QCL

Q is for QCL.

Quantum computers are still so new that creators of programs languages for them are still including the word quantum in their name. I shouldn’t complain because without them today’s post would be about existing languages with the word quick tacked on the front.

Conventional modern computers contain transistors and while a knowledge of quantum mechanics is required for a detailed understand of how these work, the layman’s explanation can be given using classical terms and does not involve any apparently weird behavior (tunnelling can be skipped as a technical detail). Quantum computers make direct use of superposition and entanglement, both of which are at the very weird end of quantum mechanical effects.

Conventional computers work by toggling the state of transistors between 0/1 (a bit), Quantum computers work by performing unitary transforms on Qubits.
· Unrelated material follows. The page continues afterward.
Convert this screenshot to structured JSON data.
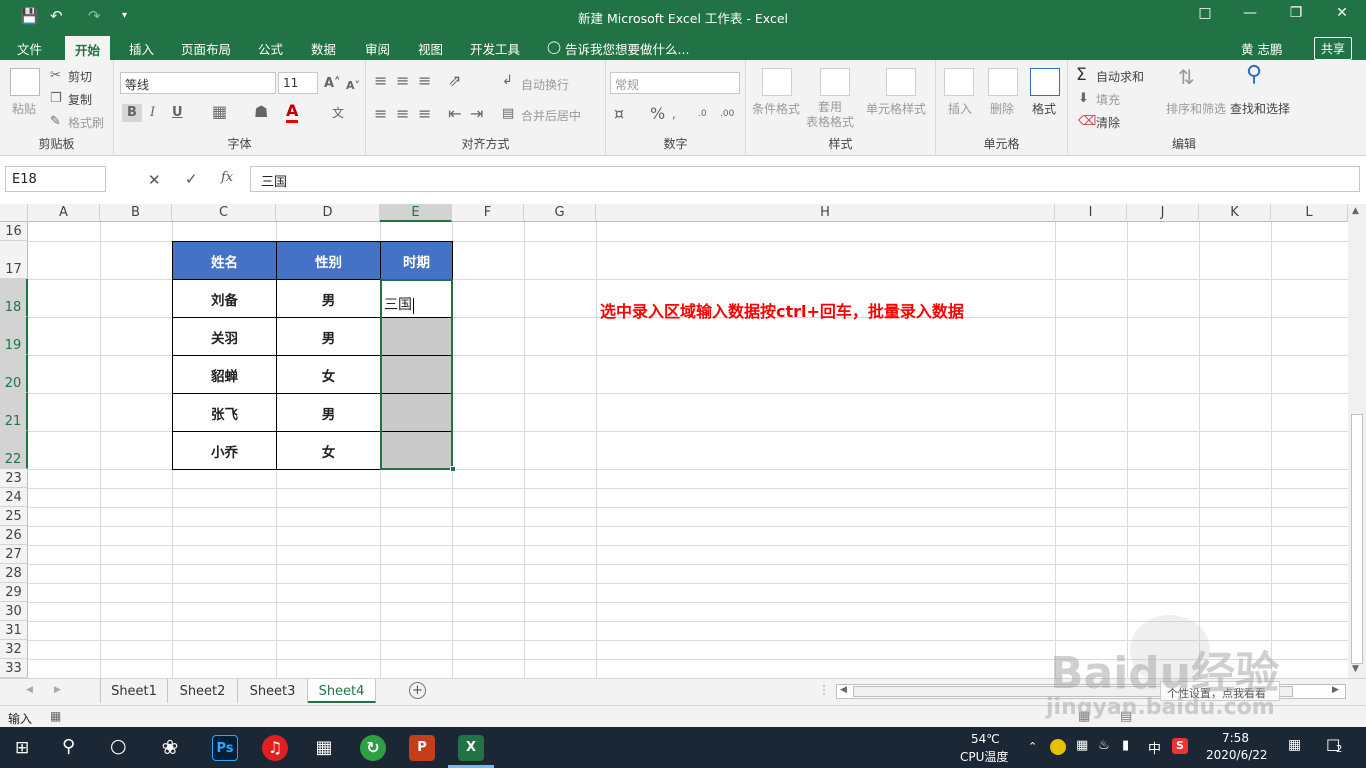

Unitary transforms are reversible (by the definition of the transform). This means that feeding the output value from a Quantum computer back through the output will result in the value of the original input appearing at the input. Sounds interesting until you realise that this places a couple of major restriction on the structure of a quantum program:

  • the number of input bits must equal the number of output bits (its ok for some of these bits to be don’t-care bits from the point of view of interpreting them to give an external meaning),
  • variables cannot be overwritten (this would destroy information and is not reversible),
  • variables cannot be copied (there is no unitary transform available to do this).

Developers coding for parallel processors need to stop complaining, their life could be a lot harder. In fact figuring out how to get a quantum computer to do anything useful is so hard that people have taken to using genetic algorithms to obtain useful practical results (it was a search based software engineering workshop where I first learned about the realities of programming a Quantum computer).

These programming constraints actually make one feel relieved that the largest available Quantum computer only contains 128 Qbits that need to be used up.

It is possible to build a transistor-based reversible computer using Toffoli-gates; it has been shown that such a computer would be capable of performing any computation that a Turing machine could perform. An important theoretical result that shows that Quantum computers are at least as powerful as conventional computers.

Building a Quantum computer is very hard. The basic approach is to prepare a superposed state (perhaps using ion traps or microwaves), then apply unitary transformations in a way that takes advantage of quantum parallelism, followed by gathering up the result and making a measurement. Quantum computers are like ASICs (i.e., they need to be configured to perform one kind of calculation) and not general purpose programmable computers.

Quantum parallelism is what gives Quantum computers the potential for having a huge performance advantage over today’s computers. The poster child for this performance advantage is Shor’s algorithm (which finds the prime factors of very large numbers, such as those used in public key encryption).

Quantum computers are very delicate beasts that are destroyed by interaction with the world around them (e.g., being hit by a passing atom lurking within the near perfect vacuum in which they operate, or a stray photon bouncing around the cavity in which the computer is held).

I have a great idea for hackers wanting to stop a government agency cracking their communication keys using a Quantum computer running Shor’s algorithm. What the hackers need to do is convince the agency that some very large prime numbers are being used as keys, the agency will feed these numbers to the Quantum computer which it will be expecting a solution that contains two smaller numbers and the failure to obtain this expected result will lead the control software to think that the Quantum computer has developed a fault and shut it down (this idea has a few gaps that need filling in, not least is generating the very large prime numbers); Hollywood, I am available as a script adviser.

The commercially available Quantum computer gets around the delicate nature problem by accepting that there will be noise in the output and targeting problems whose solution has some degree of immunity to noise.

What about quantum computer languages? A variety have been created (all work by using simulators running on commodity hardware and including support for some very un-unitary transform like operations): QCL is based on a C-like syntax and supports various quantum operations, and of course the function folk know a good bandwagon when they see it.